Monday 2 December 2019


Edinburgh Napier University, Sighthill Campus

Join us for a joint Edinburgh Napier University/ Scottish Institute of Policing Research end of year celebration with Associate Professor Sarah Soppitt.

Sarah will be discussing the College of Policing’s introduction of the new Police Education Qualifications Framework and accompanying entry routes into policing, which has led to much debate nationally as to whether Police Officers need a degree, but less as to what Police Officers should know and why. Over the last thirty years there has been much public policy debate on the desirability and necessity of higher education qualifications for Police Officers in England and Wales. Comparisons have been made with other sectors such as health in which robust strategic partnerships with HEIs are commonplace, whereas historically police programmes have consistently stalled when faced with this challenge. This session will review the new entry routes into Policing, the complex and changing nature of Policing and police work, and how this is reflected in ongoing discussion around contemporary police training and education programmes, arguing that it should be what we are delivering, rather than the award it attracts that needs further debate.

Sarah has worked in higher education for over 25 years, during which time she has undertaken a number of roles including Head of Department for Social Sciences, Associate Pro Vice Chancellor for Teaching and Learning, and more latterly the strategic lead for Policing.
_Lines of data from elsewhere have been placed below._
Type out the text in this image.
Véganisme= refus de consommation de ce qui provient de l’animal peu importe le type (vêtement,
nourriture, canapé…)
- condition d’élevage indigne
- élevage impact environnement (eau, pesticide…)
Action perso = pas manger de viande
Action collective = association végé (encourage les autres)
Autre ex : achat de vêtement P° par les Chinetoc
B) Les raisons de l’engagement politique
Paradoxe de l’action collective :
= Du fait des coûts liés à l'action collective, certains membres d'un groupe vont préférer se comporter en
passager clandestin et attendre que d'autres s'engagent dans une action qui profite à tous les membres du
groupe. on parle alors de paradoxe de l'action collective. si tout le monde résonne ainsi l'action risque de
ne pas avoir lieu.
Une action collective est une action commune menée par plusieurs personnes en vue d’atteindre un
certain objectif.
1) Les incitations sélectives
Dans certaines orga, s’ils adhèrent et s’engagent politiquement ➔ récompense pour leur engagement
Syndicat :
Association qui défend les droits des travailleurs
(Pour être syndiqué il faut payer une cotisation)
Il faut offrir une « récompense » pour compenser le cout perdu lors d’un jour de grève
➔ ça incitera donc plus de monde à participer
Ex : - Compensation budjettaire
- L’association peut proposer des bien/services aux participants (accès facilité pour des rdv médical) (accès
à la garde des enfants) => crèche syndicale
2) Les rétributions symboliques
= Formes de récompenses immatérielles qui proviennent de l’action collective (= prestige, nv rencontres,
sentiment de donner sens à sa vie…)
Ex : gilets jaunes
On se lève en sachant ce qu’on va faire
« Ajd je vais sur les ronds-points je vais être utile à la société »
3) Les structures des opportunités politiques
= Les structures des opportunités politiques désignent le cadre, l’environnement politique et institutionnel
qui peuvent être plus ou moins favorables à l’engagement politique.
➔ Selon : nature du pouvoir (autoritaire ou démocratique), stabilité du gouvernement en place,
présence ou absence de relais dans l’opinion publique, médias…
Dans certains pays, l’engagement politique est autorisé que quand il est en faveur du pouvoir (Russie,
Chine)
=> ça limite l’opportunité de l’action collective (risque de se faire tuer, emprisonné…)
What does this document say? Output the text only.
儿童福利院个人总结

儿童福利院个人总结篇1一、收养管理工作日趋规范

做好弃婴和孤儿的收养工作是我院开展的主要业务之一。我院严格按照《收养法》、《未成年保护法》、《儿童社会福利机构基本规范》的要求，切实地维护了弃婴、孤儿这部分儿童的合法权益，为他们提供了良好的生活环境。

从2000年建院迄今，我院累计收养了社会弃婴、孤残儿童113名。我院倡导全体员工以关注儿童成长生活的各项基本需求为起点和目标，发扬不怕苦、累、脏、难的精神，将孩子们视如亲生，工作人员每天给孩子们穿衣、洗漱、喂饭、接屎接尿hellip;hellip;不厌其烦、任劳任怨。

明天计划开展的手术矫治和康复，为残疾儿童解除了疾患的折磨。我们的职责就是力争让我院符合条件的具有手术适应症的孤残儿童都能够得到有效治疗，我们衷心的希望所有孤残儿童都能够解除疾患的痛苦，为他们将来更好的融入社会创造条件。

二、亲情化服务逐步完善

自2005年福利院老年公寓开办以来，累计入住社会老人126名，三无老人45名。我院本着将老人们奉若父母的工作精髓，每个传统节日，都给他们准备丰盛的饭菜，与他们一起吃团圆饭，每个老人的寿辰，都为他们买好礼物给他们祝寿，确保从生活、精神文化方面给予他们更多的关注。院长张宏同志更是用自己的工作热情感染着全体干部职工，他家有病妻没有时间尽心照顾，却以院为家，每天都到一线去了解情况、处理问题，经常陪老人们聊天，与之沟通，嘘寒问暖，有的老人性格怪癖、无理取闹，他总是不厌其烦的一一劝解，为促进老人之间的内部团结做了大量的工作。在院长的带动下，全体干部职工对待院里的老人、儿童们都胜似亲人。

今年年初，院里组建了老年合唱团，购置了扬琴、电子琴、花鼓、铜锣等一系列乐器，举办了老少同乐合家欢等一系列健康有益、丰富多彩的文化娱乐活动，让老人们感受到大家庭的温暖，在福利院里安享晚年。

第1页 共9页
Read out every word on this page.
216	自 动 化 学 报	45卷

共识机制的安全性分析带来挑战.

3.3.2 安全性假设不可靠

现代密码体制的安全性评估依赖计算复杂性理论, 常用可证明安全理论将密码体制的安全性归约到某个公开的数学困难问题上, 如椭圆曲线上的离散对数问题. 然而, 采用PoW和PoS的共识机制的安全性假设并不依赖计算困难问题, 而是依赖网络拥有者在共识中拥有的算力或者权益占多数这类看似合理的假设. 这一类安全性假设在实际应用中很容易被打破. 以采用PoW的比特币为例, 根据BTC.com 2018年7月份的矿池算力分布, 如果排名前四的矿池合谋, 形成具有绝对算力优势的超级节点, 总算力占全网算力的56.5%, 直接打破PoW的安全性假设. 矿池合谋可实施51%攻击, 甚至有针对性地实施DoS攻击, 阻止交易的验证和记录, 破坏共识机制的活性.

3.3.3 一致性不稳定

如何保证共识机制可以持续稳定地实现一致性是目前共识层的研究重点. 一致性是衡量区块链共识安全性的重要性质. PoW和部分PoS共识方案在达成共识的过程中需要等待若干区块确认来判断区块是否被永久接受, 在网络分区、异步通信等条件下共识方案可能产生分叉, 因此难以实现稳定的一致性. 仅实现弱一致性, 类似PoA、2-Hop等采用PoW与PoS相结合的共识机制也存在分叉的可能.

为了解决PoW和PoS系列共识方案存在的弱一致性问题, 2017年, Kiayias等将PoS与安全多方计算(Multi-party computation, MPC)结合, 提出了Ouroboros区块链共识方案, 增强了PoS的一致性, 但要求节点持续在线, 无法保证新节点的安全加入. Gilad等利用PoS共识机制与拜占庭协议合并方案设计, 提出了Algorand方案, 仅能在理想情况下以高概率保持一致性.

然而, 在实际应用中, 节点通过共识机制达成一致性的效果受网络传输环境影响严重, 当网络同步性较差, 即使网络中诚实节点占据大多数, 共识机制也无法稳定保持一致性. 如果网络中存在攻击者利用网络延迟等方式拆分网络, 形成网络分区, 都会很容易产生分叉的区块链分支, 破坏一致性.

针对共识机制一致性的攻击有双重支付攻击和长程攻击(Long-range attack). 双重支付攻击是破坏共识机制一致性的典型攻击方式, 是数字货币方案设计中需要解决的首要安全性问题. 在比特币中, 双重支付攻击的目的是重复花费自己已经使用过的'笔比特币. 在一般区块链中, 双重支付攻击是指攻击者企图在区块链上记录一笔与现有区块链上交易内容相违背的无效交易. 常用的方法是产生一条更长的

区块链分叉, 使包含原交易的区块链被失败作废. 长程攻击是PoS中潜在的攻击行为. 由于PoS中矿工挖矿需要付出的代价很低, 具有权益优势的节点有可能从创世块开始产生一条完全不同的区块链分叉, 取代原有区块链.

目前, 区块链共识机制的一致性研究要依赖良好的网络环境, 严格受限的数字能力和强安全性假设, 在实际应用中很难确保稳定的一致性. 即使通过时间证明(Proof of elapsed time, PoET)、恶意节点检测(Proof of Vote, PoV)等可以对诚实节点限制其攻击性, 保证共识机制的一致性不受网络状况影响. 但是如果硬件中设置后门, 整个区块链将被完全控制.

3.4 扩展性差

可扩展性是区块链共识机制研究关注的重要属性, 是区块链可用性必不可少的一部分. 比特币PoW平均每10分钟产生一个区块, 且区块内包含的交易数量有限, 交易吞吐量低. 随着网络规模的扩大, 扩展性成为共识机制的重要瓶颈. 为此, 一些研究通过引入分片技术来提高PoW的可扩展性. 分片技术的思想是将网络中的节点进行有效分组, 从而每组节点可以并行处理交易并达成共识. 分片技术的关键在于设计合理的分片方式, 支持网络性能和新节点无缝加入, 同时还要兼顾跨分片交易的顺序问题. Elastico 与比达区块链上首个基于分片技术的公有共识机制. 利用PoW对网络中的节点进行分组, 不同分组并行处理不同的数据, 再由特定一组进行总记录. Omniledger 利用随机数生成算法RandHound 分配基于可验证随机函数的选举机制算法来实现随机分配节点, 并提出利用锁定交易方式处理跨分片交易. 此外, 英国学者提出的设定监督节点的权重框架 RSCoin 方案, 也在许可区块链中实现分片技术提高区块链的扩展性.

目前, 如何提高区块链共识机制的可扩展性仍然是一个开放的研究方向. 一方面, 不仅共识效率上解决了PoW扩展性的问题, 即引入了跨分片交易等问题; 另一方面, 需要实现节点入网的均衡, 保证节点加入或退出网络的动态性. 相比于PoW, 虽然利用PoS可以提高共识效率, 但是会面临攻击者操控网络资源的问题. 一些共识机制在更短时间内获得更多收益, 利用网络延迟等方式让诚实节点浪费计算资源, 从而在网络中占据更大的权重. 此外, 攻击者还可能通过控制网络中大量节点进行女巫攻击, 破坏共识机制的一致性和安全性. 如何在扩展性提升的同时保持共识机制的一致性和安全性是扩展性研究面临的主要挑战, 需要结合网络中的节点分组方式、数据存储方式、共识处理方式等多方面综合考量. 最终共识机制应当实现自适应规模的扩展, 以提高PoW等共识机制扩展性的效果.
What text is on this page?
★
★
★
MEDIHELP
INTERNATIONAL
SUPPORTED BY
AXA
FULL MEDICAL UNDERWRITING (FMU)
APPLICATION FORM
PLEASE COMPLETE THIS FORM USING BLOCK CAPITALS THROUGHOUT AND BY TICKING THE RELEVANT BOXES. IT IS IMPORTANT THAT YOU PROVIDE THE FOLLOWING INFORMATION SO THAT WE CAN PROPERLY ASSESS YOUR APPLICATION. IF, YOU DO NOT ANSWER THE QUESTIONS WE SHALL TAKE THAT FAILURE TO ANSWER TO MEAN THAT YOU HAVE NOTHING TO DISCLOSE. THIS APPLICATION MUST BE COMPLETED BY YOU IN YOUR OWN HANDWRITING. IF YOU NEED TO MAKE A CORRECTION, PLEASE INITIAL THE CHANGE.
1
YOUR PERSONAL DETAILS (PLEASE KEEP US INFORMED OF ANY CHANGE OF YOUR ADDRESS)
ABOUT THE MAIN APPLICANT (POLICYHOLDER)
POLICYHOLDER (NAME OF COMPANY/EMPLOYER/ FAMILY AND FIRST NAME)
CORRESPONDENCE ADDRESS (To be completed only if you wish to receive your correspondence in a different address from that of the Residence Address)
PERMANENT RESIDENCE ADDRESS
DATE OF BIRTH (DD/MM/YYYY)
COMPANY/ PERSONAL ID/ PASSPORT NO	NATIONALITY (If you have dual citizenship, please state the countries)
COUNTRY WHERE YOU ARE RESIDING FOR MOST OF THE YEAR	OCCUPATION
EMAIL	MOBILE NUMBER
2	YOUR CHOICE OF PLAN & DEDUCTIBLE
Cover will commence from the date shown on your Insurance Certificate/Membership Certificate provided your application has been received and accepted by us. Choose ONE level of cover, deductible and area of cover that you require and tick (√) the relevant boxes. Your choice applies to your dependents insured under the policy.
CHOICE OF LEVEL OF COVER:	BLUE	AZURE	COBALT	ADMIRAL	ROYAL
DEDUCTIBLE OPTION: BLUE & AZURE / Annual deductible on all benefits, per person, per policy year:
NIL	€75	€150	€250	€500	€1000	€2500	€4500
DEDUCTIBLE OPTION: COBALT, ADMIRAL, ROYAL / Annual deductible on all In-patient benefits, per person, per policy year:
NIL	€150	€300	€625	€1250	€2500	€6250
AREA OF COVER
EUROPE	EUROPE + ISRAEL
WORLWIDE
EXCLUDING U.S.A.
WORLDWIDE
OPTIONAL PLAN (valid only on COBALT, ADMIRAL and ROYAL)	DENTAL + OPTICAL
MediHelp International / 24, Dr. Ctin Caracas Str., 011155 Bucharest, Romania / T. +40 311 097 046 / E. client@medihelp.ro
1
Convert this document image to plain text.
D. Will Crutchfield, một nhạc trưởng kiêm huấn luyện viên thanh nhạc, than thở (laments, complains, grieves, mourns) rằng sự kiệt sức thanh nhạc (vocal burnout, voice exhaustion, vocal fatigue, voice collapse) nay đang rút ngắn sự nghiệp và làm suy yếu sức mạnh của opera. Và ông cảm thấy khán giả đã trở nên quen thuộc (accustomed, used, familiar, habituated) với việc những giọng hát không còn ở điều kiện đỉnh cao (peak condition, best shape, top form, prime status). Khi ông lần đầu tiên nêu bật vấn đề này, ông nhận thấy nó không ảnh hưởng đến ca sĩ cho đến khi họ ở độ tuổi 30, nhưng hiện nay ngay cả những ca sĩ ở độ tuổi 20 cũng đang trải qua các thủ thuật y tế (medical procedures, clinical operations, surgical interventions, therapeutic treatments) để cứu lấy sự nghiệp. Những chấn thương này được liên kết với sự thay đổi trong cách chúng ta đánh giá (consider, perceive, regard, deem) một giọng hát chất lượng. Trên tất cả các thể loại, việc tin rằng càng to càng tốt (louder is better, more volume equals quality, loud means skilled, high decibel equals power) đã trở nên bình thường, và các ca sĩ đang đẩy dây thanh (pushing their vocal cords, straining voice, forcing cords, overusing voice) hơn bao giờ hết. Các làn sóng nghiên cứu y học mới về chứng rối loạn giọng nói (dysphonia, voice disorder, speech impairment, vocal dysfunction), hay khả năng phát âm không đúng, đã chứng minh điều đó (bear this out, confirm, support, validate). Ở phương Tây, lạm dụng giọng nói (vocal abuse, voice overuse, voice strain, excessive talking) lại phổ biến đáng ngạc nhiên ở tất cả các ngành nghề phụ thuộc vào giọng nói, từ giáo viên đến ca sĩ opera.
She has developed a number of key partnerships with the Police, Probation and Youth Justice, and third sector organisations which support broader teaching, learning and research agendas. She currently leads a multi-disciplinary team of academics with an interest in Policing, and manages the Northumbria Police & Durham Constabulary partnership. Her current research is largely around the work of social enterprise and cooperatives, and their role in developing employment opportunities for those with offending histories, and promoting desistance.